None of the Quad countries claims the South China Sea, but all of them see it as a pivot point for Chinese expansion past its land borders and recall Beijing as a Cold War foe.
Fish, energy reserves, shipping lanes
China vies for sovereignty over the contested sea with Brunei, Malaysia, the Philippines, Taiwan and Vietnam. All five rival claimants have weaker militaries and less infrastructure on the sea's hundreds of tiny islets than does China. Claimants prize the 3.5 million-square-kilometer South China Sea for fish, energy reserves and shipping lanes.
Officials in Beijing cite historical usage records to defend their claim over about 90 percent of the sea.
"China would at least have to be wary and at the same time it would have to be more concerned about Australia and the U.S. leading or sort of spearheading what they would likely see as rather unwelcome prospects of greater external interest and perceived meddling in the South China Sea," said Collin Koh, a maritime security research fellow at Nanyang Technological University in Singapore.
India may hope to build up the Quad amid its military standoff with China near a disputed land border, London media organization India Inc. suggested in a commentary after Morrison met Indian Prime Minister Narendra Modi.
Australia's leadership role in the Quad could mean more joint naval exercises that anger China, scholars believe.
Japan and Australia joined the USS Ronald Reagan and a strike group last month for joint exercises southeast of China.

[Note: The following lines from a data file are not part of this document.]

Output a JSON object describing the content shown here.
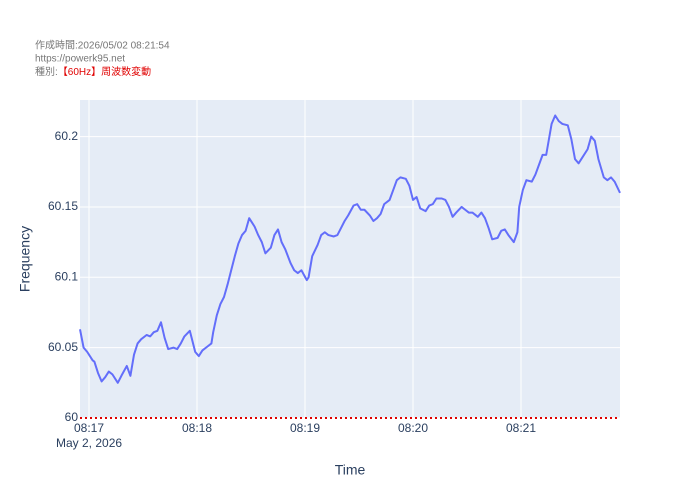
{
  "header": {
    "created": "作成時間:2026/05/02 08:21:54",
    "url": "https://powerk95.net",
    "kind_label": "種別:",
    "kind_value": "【60Hz】周波数変動"
  },
  "chart_data": {
    "type": "line",
    "x_label": "Time",
    "y_label": "Frequency",
    "x_date_label": "May 2, 2026",
    "xlim": [
      29815,
      30115
    ],
    "xticks": [
      {
        "value": 29820,
        "label": "08:17"
      },
      {
        "value": 29880,
        "label": "08:18"
      },
      {
        "value": 29940,
        "label": "08:19"
      },
      {
        "value": 30000,
        "label": "08:20"
      },
      {
        "value": 30060,
        "label": "08:21"
      }
    ],
    "ylim": [
      60,
      60.226
    ],
    "yticks": [
      60,
      60.05,
      60.1,
      60.15,
      60.2
    ],
    "grid": true,
    "hline": 60,
    "hline_color": "#e00000",
    "x": [
      29815,
      29817,
      29819,
      29822,
      29823,
      29825,
      29827,
      29829,
      29831,
      29833,
      29836,
      29838,
      29841,
      29843,
      29845,
      29847,
      29849,
      29852,
      29854,
      29856,
      29858,
      29860,
      29862,
      29864,
      29867,
      29869,
      29871,
      29873,
      29876,
      29877,
      29879,
      29881,
      29883,
      29886,
      29888,
      29889,
      29891,
      29893,
      29895,
      29897,
      29899,
      29901,
      29903,
      29905,
      29907,
      29909,
      29912,
      29914,
      29916,
      29918,
      29921,
      29923,
      29925,
      29927,
      29929,
      29932,
      29934,
      29936,
      29938,
      29941,
      29942,
      29944,
      29947,
      29949,
      29951,
      29953,
      29956,
      29958,
      29960,
      29962,
      29964,
      29967,
      29969,
      29971,
      29973,
      29976,
      29978,
      29980,
      29982,
      29984,
      29987,
      29989,
      29991,
      29993,
      29996,
      29998,
      30000,
      30002,
      30004,
      30007,
      30009,
      30011,
      30013,
      30016,
      30018,
      30020,
      30022,
      30024,
      30027,
      30029,
      30031,
      30033,
      30036,
      30038,
      30040,
      30042,
      30044,
      30047,
      30049,
      30051,
      30053,
      30056,
      30058,
      30059,
      30061,
      30063,
      30066,
      30068,
      30070,
      30072,
      30074,
      30077,
      30079,
      30081,
      30083,
      30086,
      30088,
      30090,
      30092,
      30094,
      30097,
      30099,
      30101,
      30103,
      30106,
      30108,
      30110,
      30112,
      30115
    ],
    "series": [
      {
        "name": "Frequency",
        "color": "#636efa",
        "values": [
          60.063,
          60.05,
          60.047,
          60.041,
          60.04,
          60.032,
          60.026,
          60.029,
          60.033,
          60.031,
          60.025,
          60.03,
          60.037,
          60.03,
          60.045,
          60.053,
          60.056,
          60.059,
          60.058,
          60.061,
          60.062,
          60.068,
          60.057,
          60.049,
          60.05,
          60.049,
          60.053,
          60.058,
          60.062,
          60.057,
          60.047,
          60.044,
          60.048,
          60.051,
          60.053,
          60.061,
          60.073,
          60.081,
          60.086,
          60.095,
          60.105,
          60.115,
          60.124,
          60.13,
          60.133,
          60.142,
          60.136,
          60.13,
          60.125,
          60.117,
          60.121,
          60.13,
          60.134,
          60.125,
          60.12,
          60.11,
          60.105,
          60.103,
          60.105,
          60.098,
          60.1,
          60.115,
          60.123,
          60.13,
          60.132,
          60.13,
          60.129,
          60.13,
          60.135,
          60.14,
          60.144,
          60.151,
          60.152,
          60.148,
          60.148,
          60.144,
          60.14,
          60.142,
          60.145,
          60.152,
          60.155,
          60.162,
          60.169,
          60.171,
          60.17,
          60.165,
          60.155,
          60.157,
          60.149,
          60.147,
          60.151,
          60.152,
          60.156,
          60.156,
          60.155,
          60.15,
          60.143,
          60.146,
          60.15,
          60.148,
          60.146,
          60.146,
          60.143,
          60.146,
          60.142,
          60.135,
          60.127,
          60.128,
          60.133,
          60.134,
          60.13,
          60.125,
          60.132,
          60.15,
          60.162,
          60.169,
          60.168,
          60.173,
          60.18,
          60.187,
          60.187,
          60.209,
          60.215,
          60.211,
          60.209,
          60.208,
          60.198,
          60.184,
          60.181,
          60.185,
          60.191,
          60.2,
          60.197,
          60.184,
          60.171,
          60.169,
          60.171,
          60.168,
          60.16
        ]
      }
    ]
  }
}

U.S.-Australia military exercises will gain speed, especially if they involve Japan, India, and traditional pro-U.S. European allies such as France and the United Kingdom, said Carl Thayer, Southeast Asia-specialized emeritus professor at the University of New South Wales in Australia.
'Moral standpoint'
Southeast Asian states, despite overlapping South China Sea claims with Beijing, have shown less enthusiasm than have Quad countries toward Australia's new assertiveness. Some, such as Brunei and the Philippines, receive aid and investment from China. Their negotiating bloc, the Association of Southeast Asian Nations, hopes for an eventual maritime code of conduct with Beijing.
However, they welcome the Quad's activities from a "moral standpoint," Koh said.
Australia and Vietnam, the most outspoken maritime claimant, issued a joint statement last year to express "serious concerns about developments in the South China Sea, including land reclamation and militarization of disputed features," a likely reference to Chinese activity.
Expect Australia eventually to step up engagement with Vietnam, Thayer said.